> Not much use for power amp plates though
Actually it was often mis-used to anti-regulate power tube screens.
You want XX power a dollar cheaper than the other company bidding the school sound system.
You use cheap tubes then raise the plate voltage, but if screens are high and loading is bad they conduct way too much and die. Service call, tech-pay, truck gas, bad trip.
Use cheap tubes and high B+, then drop the screens down a constant 150V. Just for example, 400V plates and 400V-150V= 250V screens. On normal load it meets spec. On excess load the high load current sags the B+, say 400V to 320V. The screens now drop to 320V-150V= 170V. This large 250V:170V drop in screen voltage severely limits plate current.
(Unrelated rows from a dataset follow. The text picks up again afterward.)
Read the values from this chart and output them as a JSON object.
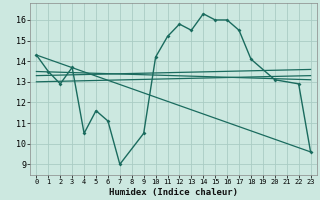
{
  "xlabel": "Humidex (Indice chaleur)",
  "xlim": [
    -0.5,
    23.5
  ],
  "ylim": [
    8.5,
    16.8
  ],
  "xticks": [
    0,
    1,
    2,
    3,
    4,
    5,
    6,
    7,
    8,
    9,
    10,
    11,
    12,
    13,
    14,
    15,
    16,
    17,
    18,
    19,
    20,
    21,
    22,
    23
  ],
  "yticks": [
    9,
    10,
    11,
    12,
    13,
    14,
    15,
    16
  ],
  "background_color": "#cce8e0",
  "grid_color": "#aaccC4",
  "line_color": "#1a6b5e",
  "main_series_x": [
    0,
    1,
    2,
    3,
    4,
    5,
    6,
    7,
    9,
    10,
    11,
    12,
    13,
    14,
    15,
    16,
    17,
    18,
    20,
    22,
    23
  ],
  "main_series_y": [
    14.3,
    13.5,
    12.9,
    13.7,
    10.5,
    11.6,
    11.1,
    9.0,
    10.5,
    14.2,
    15.2,
    15.8,
    15.5,
    16.3,
    16.0,
    16.0,
    15.5,
    14.1,
    13.1,
    12.9,
    9.6
  ],
  "line1_x": [
    0,
    23
  ],
  "line1_y": [
    14.3,
    9.6
  ],
  "line2_x": [
    0,
    23
  ],
  "line2_y": [
    13.3,
    13.6
  ],
  "line3_x": [
    0,
    23
  ],
  "line3_y": [
    13.0,
    13.3
  ],
  "line4_x": [
    0,
    23
  ],
  "line4_y": [
    13.5,
    13.1
  ]
}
The sound is awful but the choked-up tubes don't die.
It makes an amp which will just-barely meet an exact spec, but faint when asked to do anything more. Good for clean un-clipped speech/music systems. Terrible for stage guitar amps which MUST overload GRACEFULLY.
> used in guitar amps to control excessive B+?
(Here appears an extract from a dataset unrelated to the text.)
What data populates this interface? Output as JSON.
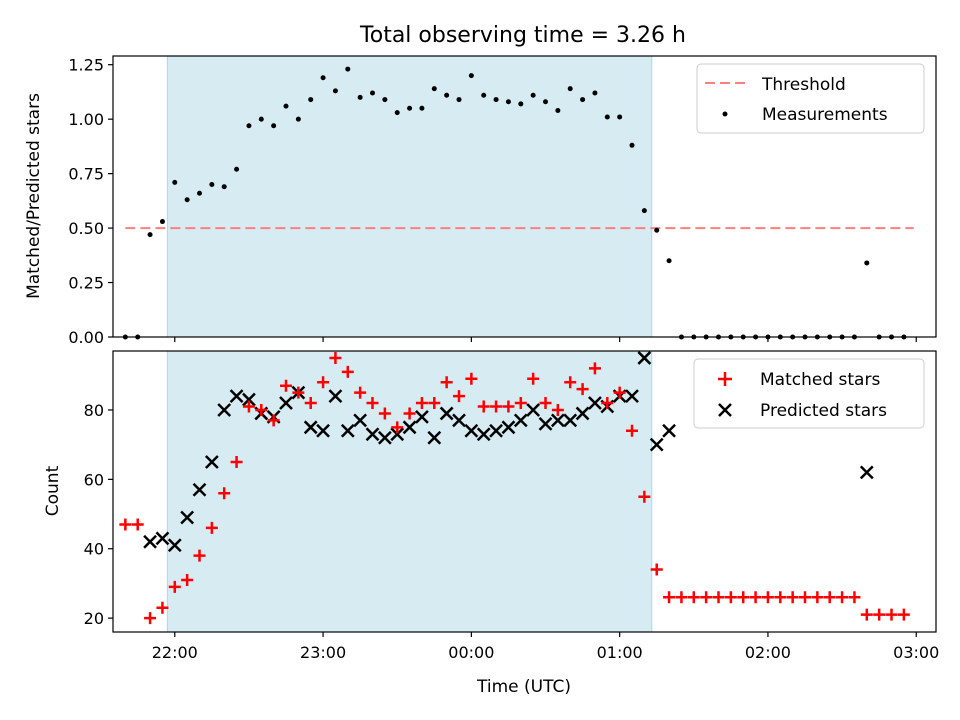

What is "excessive"?? Too much is almost enough, we always want MORE!
The wise designer can scale for pretty good power with acceptable tube life for any normal wall-voltage variation. An unwise designer can kill tubes with regulated voltage.
As a regulator, the 0D3 and kin waste more than they deliver.
As long as filter caps are large (to slow B+ variations lower than audio tones) and you are not running at the edge, there is no advantage to regulated power voltages, and real disadvantages.
They also hiss and oscillate.
They are handy in precision meters. My Boonton ACVM's needle might vary 4% for B+ from 130V to 200V. Instead it started from 300V into a big hot resistor onto a gas tube for a steady 150V, only some of that available to the meter amplifier. Since the amp only drew a few mA, this was acceptable.